Its new one and three year Combination Savings Bonds pay out 3.25% per annum and 4.10% per annum respectively. 

But in order to get this great rate for your savings, you need to invest the same amount or more (and a minimum of £3,000) into Nationwide’s Protected Equity Bond, which offers a return linked to the performance of three of the world’s largest stock market indices, for six years. 

How does Nationwide’s structured deposit work?

The product is designed to you a chance to get some exposure to stock markets without the risk of losing all of your money. Effectively, your savings are held on deposit by Nationwide, not invested in company shares or investment funds, for six years.

The managers of the plan, Legal & General, record the starting level of the three indices – the FTSE 100, EuroSTOXX and S&P 500 – then in the sixth year of the plan, record the closing level of each index for each business day to create an average return for that final year.

The percentage change between the starting level and closing average level of each index is then calculated, added together and divided by three to give you an average index growth. The plan will pay you 100% of this growth up to a maximum return of 55% of your original investment.

What does that mean for your savings?

In essence, it means that if the indices rise by by 100% (i.e. double in value), you will get back a maximum of 55% of your total investment along with your original investment, equivalent to 7.57% per annum. So if you invested £3,000 in this scenario, at the end of six years you would get your original investment back plus £1,650. 

If the stock markets have fallen in this six year window or two have fallen more than one has grown, however, you don’t get any return at all. But no matter what happens, you will always get your original capital back. 

Are the stock market returns realistically achievable?

We put the mathematics of the product to the test. We analysed the three stock market indices and back tested them to see what kind of realistic returns would have been achieved in the past. 

If you had invested £3,000 in the product on 25th August six years ago (starting in 2004), you would have got a return of £3,150, a paltry 0.85% per annum, in 2010. If you had invested six months prior to that, you would not have had any return at all, the same as if you had invested in August 2003, with the plan maturing in 2009.

It is only when stock market levels have been very low at the outset that decent returns can be achieved. If you had invested in the plan in August 2002, when the internet bubble burst and stock markets tumbled, for example, you would have got an annual interest rate of 6.88%. 

Yet in August 2002, you could get a five year fixed rate savings bond, with no dependence on stock market performance, which paid 5.60%. 

Which? says

Which?

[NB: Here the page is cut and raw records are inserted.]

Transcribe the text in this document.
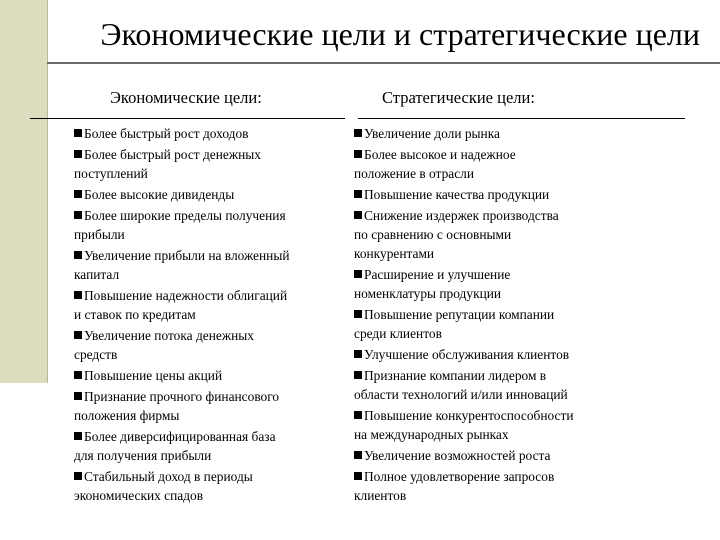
Экономические цели и стратегические цели
Экономические цели:	Стратегические цели:
Более быстрый рост доходов
Более быстрый рост денежных
поступлений
Более высокие дивиденды
Более широкие пределы получения
прибыли
Увеличение прибыли на вложенный
капитал
Повышение надежности облигаций
и ставок по кредитам
Увеличение потока денежных
средств
Повышение цены акций
Признание прочного финансового
положения фирмы
Более диверсифицированная база
для получения прибыли
Стабильный доход в периоды
экономических спадов
Увеличение доли рынка
Более высокое и надежное
положение в отрасли
Повышение качества продукции
Снижение издержек производства
по сравнению с основными
конкурентами
Расширение и улучшение
номенклатуры продукции
Повышение репутации компании
среди клиентов
Улучшение обслуживания клиентов
Признание компании лидером в
области технологий и/или инноваций
Повышение конкурентоспособности
на международных рынках
Увеличение возможностей роста
Полное удовлетворение запросов
клиентов
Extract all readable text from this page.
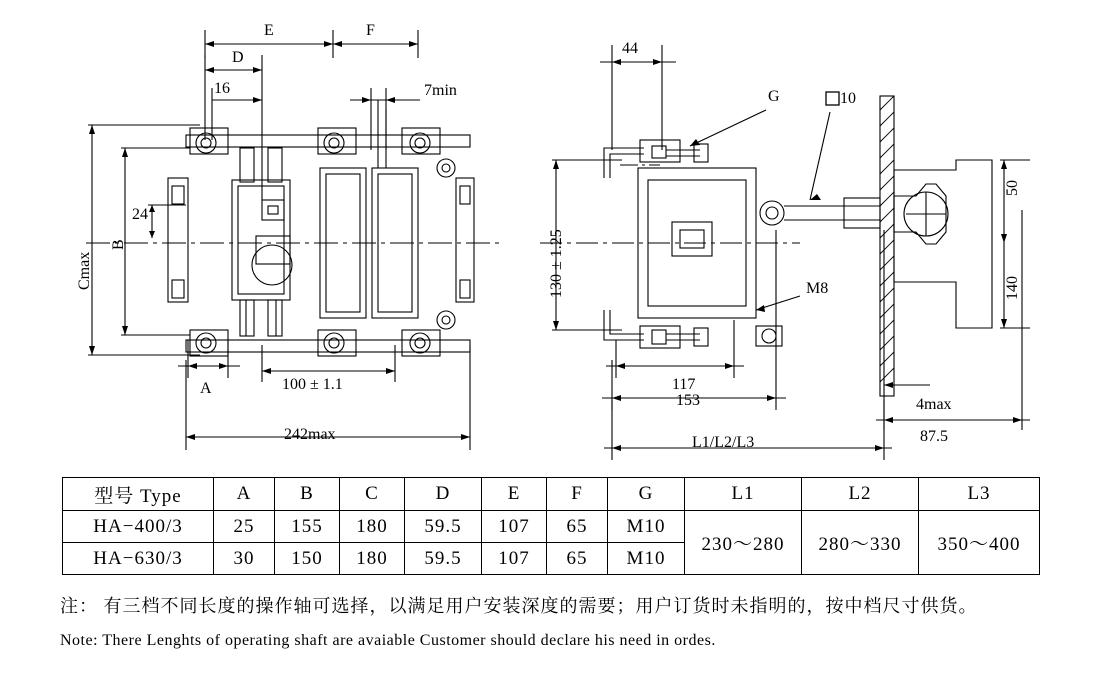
E	F
D
16	7min
Cmax
B
24
A	100 ± 1.1
242max
44
G	10
130 ± 1.25	M8
117
153
L1/L2/L3
4max
87.5
50
140
型号 Type	A	B	C	D	E	F	G	L1	L2	L3
HA−400/3	25	155	180	59.5	107	65	M10	230～280	280～330	350～400
HA−630/3	30	150	180	59.5	107	65	M10			
注： 有三档不同长度的操作轴可选择，以满足用户安装深度的需要；用户订货时未指明的，按中档尺寸供货。
Note: There Lenghts of operating shaft are avaiable Customer should declare his need in ordes.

Money investment expert Gareth Shaw said: ‘In a low interest environment, more and more people are looking for ways to get a better rate for their savings and these kind of structured deposit accounts are becoming increasingly prevalent.

‘If you are an extremely cautious person, and do not want to take any risk with your savings, you may think that with no risk of losses and a guaranteed decent rate for half of your savings, this might be a good bet. 

‘But as we have shown, the headline rates are not guaranteed to be delivered and if you don’t make any return at all from the stock market, your savings are still at risk – from inflation. And if it’s the market leading savings bond you’re after, you could get a better rate from the ICICI three year fixed rate bond, currently paying 4.15%. 

‘This could be a good way to take a tentative step towards the stock market without actually placing any of your money at risk – but always remember that inflation can erode the real value of your savings if the stock markets underperform.

‘Finally, you must remember that your money will be locked away for six years if you invest in the product, which you cannot access in any circumstances. If you want to know you can access cash, do not invest in this product.’